Le RCD a tenu à marquer sa solidarité par une délégation menée par son président Said Sadi et MM. Belabbas Mohcine et Hamid Lounaouci respectivement secrétaire national à la coordination et secrétaire national aux relations avec les institutions.
Invité à prendre la parole en premier, le responsable du RCD a déclaré que la solidarité avec le peuple palestinien est une double obligation pour tout patriote algérien.
« En tant qu’étudiant à l'époque, je peux témoigner que la pluralité politique qui a traversé le Mouvement palestinien a été une pédagogie qui a façonné la conscience politique de nombreuses générations d'algériens.
Sur un plan plus général, l’engagement s’impose à tout militant devant ce qui reste l’une des tragédies des temps modernes.

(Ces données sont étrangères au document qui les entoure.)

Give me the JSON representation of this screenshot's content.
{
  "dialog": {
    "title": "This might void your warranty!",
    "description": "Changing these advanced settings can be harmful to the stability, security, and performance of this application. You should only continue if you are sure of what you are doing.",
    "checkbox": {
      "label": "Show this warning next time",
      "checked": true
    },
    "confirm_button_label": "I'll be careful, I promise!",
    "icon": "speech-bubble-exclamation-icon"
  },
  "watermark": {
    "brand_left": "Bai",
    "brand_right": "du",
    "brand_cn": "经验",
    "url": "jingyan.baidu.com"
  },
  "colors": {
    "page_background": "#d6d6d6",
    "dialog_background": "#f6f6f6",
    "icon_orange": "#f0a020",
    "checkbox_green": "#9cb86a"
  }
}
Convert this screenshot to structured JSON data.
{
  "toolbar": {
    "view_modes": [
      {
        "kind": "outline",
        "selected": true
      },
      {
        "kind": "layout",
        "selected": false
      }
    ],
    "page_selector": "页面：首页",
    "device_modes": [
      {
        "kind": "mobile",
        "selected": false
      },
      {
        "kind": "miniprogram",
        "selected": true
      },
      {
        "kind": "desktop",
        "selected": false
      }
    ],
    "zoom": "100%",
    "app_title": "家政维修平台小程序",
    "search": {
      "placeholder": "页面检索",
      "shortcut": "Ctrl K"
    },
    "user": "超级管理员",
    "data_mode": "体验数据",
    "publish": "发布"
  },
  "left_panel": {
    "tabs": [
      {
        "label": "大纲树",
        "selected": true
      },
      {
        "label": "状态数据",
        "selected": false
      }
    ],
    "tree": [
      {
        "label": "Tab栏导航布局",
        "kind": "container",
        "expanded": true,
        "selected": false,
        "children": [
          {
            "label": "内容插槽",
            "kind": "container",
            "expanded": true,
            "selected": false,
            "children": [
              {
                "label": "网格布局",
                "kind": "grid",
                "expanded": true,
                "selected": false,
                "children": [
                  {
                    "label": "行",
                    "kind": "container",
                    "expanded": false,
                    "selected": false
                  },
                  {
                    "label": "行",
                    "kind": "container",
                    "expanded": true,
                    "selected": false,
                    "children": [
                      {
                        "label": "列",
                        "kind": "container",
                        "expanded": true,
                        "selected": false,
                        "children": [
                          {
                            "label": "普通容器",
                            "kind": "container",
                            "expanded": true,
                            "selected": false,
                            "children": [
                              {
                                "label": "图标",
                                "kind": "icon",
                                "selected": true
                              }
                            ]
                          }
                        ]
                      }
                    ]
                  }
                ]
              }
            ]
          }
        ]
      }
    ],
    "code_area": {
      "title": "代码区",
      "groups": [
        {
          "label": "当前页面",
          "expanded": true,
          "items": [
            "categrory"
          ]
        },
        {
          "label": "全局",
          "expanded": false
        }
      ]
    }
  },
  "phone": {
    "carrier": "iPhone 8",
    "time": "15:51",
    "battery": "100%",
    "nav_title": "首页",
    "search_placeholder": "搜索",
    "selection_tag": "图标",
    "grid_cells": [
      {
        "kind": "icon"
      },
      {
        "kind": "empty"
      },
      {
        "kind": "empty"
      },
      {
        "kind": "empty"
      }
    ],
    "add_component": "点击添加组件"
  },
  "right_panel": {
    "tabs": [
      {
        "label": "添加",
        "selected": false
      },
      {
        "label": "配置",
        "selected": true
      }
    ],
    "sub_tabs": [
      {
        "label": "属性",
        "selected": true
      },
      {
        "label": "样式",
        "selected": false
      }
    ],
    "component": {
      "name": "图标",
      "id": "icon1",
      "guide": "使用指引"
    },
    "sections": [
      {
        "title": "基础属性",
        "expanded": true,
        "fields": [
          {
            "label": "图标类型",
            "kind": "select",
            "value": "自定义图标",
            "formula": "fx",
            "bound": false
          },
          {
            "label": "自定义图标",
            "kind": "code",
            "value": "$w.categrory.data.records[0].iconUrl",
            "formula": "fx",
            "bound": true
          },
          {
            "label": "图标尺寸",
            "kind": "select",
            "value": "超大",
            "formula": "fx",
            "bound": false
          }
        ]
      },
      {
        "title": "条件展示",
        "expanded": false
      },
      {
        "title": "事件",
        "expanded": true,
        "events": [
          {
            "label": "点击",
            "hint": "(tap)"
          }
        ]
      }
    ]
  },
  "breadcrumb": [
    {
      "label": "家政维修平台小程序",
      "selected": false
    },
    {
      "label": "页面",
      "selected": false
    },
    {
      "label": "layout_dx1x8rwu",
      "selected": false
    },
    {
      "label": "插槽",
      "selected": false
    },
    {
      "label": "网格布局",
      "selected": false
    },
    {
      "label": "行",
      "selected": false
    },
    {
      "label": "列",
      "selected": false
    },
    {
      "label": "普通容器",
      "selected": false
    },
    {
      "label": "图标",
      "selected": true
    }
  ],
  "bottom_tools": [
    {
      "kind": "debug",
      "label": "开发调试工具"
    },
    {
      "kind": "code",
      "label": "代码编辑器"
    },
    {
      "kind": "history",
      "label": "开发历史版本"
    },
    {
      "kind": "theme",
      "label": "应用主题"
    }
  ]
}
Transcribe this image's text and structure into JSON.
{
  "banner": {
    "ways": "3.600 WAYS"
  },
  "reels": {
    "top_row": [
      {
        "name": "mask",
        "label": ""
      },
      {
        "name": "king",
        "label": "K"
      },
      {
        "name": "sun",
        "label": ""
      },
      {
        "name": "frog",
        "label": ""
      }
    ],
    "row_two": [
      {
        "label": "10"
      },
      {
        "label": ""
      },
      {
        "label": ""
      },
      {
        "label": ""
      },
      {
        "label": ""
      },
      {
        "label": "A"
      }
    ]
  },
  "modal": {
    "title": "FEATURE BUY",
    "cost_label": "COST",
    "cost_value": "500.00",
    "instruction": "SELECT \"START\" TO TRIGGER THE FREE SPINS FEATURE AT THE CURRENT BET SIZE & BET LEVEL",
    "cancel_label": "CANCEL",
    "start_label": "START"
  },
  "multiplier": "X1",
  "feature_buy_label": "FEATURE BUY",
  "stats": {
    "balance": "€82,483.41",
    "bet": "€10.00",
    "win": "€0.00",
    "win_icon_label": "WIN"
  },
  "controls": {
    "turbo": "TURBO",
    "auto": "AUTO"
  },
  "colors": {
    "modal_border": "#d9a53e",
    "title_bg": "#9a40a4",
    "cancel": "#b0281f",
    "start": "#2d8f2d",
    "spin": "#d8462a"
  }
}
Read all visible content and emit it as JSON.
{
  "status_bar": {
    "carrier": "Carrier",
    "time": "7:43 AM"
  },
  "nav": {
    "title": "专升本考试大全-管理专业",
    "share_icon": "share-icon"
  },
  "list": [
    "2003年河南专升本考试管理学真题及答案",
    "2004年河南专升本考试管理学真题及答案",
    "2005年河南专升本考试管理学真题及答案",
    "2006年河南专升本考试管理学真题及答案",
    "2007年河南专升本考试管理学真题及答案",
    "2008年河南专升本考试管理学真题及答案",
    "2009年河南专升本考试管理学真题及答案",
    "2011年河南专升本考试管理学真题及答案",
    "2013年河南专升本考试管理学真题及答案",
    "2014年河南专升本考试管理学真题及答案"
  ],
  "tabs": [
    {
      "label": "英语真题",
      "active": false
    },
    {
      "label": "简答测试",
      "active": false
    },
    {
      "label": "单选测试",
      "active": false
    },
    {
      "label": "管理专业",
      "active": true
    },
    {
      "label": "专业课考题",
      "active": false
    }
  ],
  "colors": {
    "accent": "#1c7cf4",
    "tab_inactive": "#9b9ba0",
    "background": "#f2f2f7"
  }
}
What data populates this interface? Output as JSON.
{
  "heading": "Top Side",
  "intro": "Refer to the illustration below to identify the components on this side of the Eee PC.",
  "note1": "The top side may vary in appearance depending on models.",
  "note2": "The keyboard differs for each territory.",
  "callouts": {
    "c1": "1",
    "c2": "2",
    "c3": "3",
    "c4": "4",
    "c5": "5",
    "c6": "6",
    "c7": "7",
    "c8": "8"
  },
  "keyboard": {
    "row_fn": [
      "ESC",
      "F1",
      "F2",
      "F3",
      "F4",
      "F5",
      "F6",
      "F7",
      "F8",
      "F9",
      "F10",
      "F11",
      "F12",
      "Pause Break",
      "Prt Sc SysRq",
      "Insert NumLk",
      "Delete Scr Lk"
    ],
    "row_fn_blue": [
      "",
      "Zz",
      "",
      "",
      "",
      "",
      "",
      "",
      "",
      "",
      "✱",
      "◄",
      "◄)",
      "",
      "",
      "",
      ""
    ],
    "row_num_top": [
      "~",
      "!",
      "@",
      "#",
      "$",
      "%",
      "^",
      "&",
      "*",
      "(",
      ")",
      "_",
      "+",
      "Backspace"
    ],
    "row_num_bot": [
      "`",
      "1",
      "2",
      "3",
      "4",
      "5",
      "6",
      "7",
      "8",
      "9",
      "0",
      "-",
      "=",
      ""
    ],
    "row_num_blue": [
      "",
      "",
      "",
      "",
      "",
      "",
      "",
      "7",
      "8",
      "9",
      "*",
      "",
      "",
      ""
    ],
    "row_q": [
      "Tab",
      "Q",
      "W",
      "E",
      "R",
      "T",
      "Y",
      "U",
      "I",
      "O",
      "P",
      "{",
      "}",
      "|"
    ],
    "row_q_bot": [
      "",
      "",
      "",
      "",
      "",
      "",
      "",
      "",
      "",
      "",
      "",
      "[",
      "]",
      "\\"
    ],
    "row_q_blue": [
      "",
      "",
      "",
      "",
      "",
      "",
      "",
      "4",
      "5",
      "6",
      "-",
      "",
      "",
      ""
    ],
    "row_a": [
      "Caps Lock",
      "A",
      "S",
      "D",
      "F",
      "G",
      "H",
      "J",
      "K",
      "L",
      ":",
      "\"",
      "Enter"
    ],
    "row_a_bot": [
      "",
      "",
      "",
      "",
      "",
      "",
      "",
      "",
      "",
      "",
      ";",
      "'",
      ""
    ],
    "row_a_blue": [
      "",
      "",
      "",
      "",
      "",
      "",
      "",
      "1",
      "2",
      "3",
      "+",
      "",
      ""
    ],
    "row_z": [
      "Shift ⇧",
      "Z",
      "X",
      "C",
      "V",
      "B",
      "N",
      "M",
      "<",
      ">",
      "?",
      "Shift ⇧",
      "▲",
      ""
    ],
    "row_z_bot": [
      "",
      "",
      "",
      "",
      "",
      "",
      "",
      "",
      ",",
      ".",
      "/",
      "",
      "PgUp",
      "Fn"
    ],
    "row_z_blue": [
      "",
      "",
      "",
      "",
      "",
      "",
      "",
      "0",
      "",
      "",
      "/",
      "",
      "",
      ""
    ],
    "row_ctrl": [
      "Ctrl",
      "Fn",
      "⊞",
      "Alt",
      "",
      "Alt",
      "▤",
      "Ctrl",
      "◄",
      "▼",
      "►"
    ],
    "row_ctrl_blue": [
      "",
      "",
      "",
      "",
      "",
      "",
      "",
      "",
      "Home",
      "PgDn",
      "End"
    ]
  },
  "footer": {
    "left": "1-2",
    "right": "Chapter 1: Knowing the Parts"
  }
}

Aujourd’hui, la situation est complexe et difficile. Nous ne sommes pas là pour nous immiscer dans les problèmes internes palestiniens. Mais en tant que patriotes et démocrates nous devons être toujours aux cotés de l’Autorité palestinienne qui reste la seule instance légitime pour représenter et défendre les intérêts de son peuple.
Renforcer cette autorité équivaut à ramener la stabilité dans les rangs palestiniens et c’est la stabilité et la cohésion qui mènent à la victoire. »
Avant de conclure, le président du RCD a rajouté : « sur la question palestinienne au moins il y a un consensus en Algérie. Cet engagement sans faille doit être préservé. »
Intervenant après les représentants des autres partis politiques algériens, son Excellence l’ambassadeur a rappelé les grandes étapes du Mouvement national palestinien. Revenant à plusieurs reprises sur les développements actuels, il déclara : « l’unité est nécessaire mais elle doit se faire sur la base des fondamentaux qui ont structuré et animé les luttes de notre peuple. Les islamistes ne doivent pas oublier qu’ils n’ont pas pris part au lancement de notre combat. Ils sont apparus après l’Intifada. Le projet national palestinien était déjà structuré. C’est dans ce cadre que les sensibilités peuvent exister ».
Lutte plurielle en phase de guerre, conception laïque de l’Etat, option résolument progressiste, la cause palestinienne méritait de la part de la classe politique algérienne un niveau de représentation à la mesure des sacrifices consentis par ce peuple héroïque et des apports démocratiques dont elle est porteuse et qui ont bénéficié de nombreux courants politiques dans le Sud. Malheureusement, seul le RCD a été représenté par son président, les autres partis, quand ils ont répondus à l’invitation, n’ont envoyé que des membres subalternes.